Description
A hearty bowl combining grilled sirloin steak, fresh Mediterranean vegetables, creamy tzatziki, and lemon vinaigrette over grains.
Ingredients
- 1 lb sirloin steak (about 1‑inch thick)
- 3 tablespoons olive oil (for steak marinade)
- 2 cloves garlic, minced (for marinade)
- 1 tablespoon fresh lemon juice (for marinade)
- 1 teaspoon dried oregano
- 1 teaspoon dried thyme
- ½ teaspoon salt (for marinade)
- ¼ teaspoon black pepper (for marinade)
- 2 cups cooked brown rice, quinoa, or cauliflower rice (for bowl base)
- 1 cup roasted chickpeas (optional)
- 1 cup cherry tomatoes, halved
- 1 cucumber, diced
- ½ red onion, thinly sliced
- ½ cup kalamata olives, pitted
- ⅓ cup crumbled feta cheese (optional)
- ¼ cup fresh parsley or dill, chopped
- 1 cup plain Greek yogurt (for tzatziki)
- ½ cucumber, grated, excess water squeezed out (for tzatziki)
- 1 tablespoon fresh lemon juice (for tzatziki)
- 1 garlic clove, minced (for tzatziki)
- 1 tablespoon fresh dill, chopped (for tzatziki)
- Salt and pepper to taste (for tzatziki)
- 3 tablespoons olive oil (for lemon vinaigrette)
- 2 tablespoons fresh lemon juice (for vinaigrette)
- 1 teaspoon honey (for vinaigrette, optional)
- 1 small garlic clove, minced (for vinaigrette)
- ½ teaspoon dried oregano (for vinaigrette)
- Salt and pepper to taste (for vinaigrette)
Instructions
- Mix olive oil, minced garlic, lemon juice, oregano, thyme, salt, and pepper in a bowl for the steak marinade.
- Place the steak in a shallow dish, pour the marinade over it, and massage it into the meat. Marinate for at least 30 minutes (or up to 4 hours in the fridge).
- Heat a cast-iron skillet over medium-high heat. Add the steak and cook about 4–5 minutes per side for medium-rare. (Adjust time for desired doneness.)
- Remove steak and let it rest for 5 minutes. Then slice it thinly against the grain.
- Meanwhile, make the sauces:
• For tzatziki: Combine Greek yogurt, grated cucumber, lemon juice, garlic, dill, salt, and pepper. Chill until ready to use.
• For lemon vinaigrette: Whisk together olive oil, lemon juice, honey (if using), garlic, oregano, salt, and pepper. - Prepare the fresh components: cook the grain of choice, and prep vegetables (halve tomatoes, dice cucumber, slice onion, chop herbs). Gather olives, feta, and chickpeas.

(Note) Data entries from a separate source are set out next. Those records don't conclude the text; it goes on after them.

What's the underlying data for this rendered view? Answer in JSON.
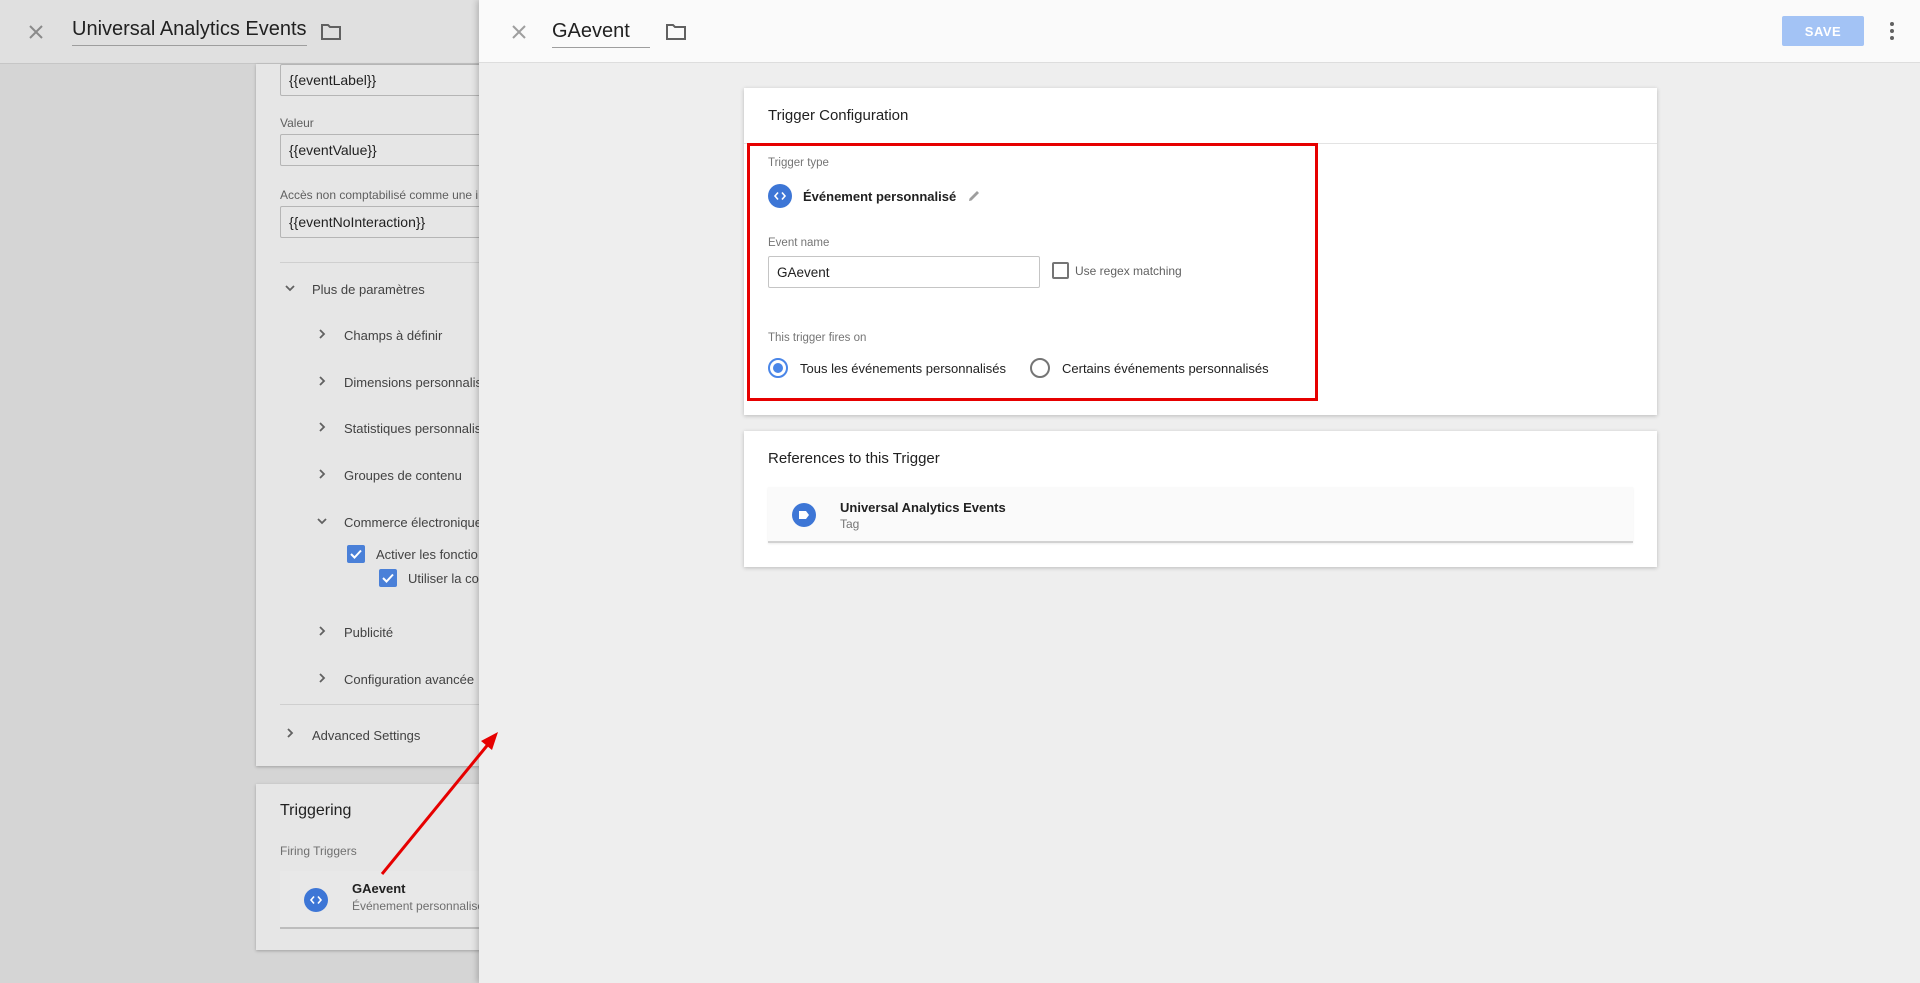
{
  "background": {
    "title": "Universal Analytics Events",
    "fields": {
      "event_label_value": "{{eventLabel}}",
      "value_label": "Valeur",
      "value_value": "{{eventValue}}",
      "non_interaction_label": "Accès non comptabilisé comme une i",
      "non_interaction_value": "{{eventNoInteraction}}"
    },
    "more_settings": "Plus de paramètres",
    "sections": [
      "Champs à définir",
      "Dimensions personnalis",
      "Statistiques personnalis",
      "Groupes de contenu",
      "Commerce électronique"
    ],
    "ecommerce_options": [
      "Activer les fonctio",
      "Utiliser la co"
    ],
    "sections_after": [
      "Publicité",
      "Configuration avancée"
    ],
    "advanced_settings": "Advanced Settings",
    "triggering": {
      "title": "Triggering",
      "subtitle": "Firing Triggers",
      "item_name": "GAevent",
      "item_type": "Événement personnalisé"
    }
  },
  "panel": {
    "title": "GAevent",
    "save_label": "SAVE",
    "trigger_config": {
      "title": "Trigger Configuration",
      "type_label": "Trigger type",
      "type_name": "Événement personnalisé",
      "event_name_label": "Event name",
      "event_name_value": "GAevent",
      "regex_label": "Use regex matching",
      "fires_on_label": "This trigger fires on",
      "option_all": "Tous les événements personnalisés",
      "option_some": "Certains événements personnalisés"
    },
    "references": {
      "title": "References to this Trigger",
      "item_name": "Universal Analytics Events",
      "item_type": "Tag"
    }
  },
  "colors": {
    "accent": "#4a86e8",
    "save_disabled": "#a3c3f5",
    "highlight": "#e60000"
  }
}
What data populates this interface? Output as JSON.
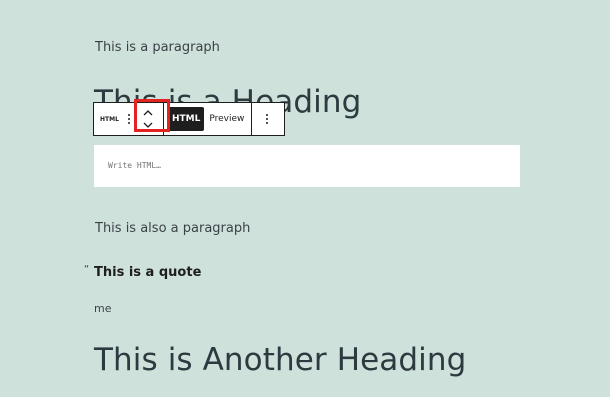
{
  "content": {
    "paragraph_1": "This is a paragraph",
    "heading_1": "This is a Heading",
    "paragraph_2": "This is also a paragraph",
    "quote_mark": "“",
    "quote_text": "This is a quote",
    "quote_citation": "me",
    "heading_2": "This is Another Heading"
  },
  "toolbar": {
    "block_type_label": "HTML",
    "drag_icon": "drag-handle-icon",
    "move_up_icon": "chevron-up-icon",
    "move_down_icon": "chevron-down-icon",
    "html_tab_label": "HTML",
    "preview_tab_label": "Preview",
    "more_icon": "more-vertical-icon"
  },
  "html_editor": {
    "value": "",
    "placeholder": "Write HTML…"
  },
  "colors": {
    "background": "#cfe1db",
    "highlight": "#e3231f",
    "toolbar_border": "#1e1e1e",
    "active_tab": "#1e1e1e"
  }
}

- Assemble each bowl: start with a base of cooked grain, arrange sliced steak and fresh toppings on top, sprinkle feta and herbs, finish with a drizzle of lemon vinaigrette and a dollop of tzatziki sauce.
Notes
- Nutrition information is an approximation.
- To make the recipe low-carb or keto-friendly: use cauliflower rice, omit chickpeas and honey in the vinaigrette.
- For dairy-free version: omit feta and use coconut yogurt instead of Greek yogurt.
- Letting steak rest before slicing helps retain juices.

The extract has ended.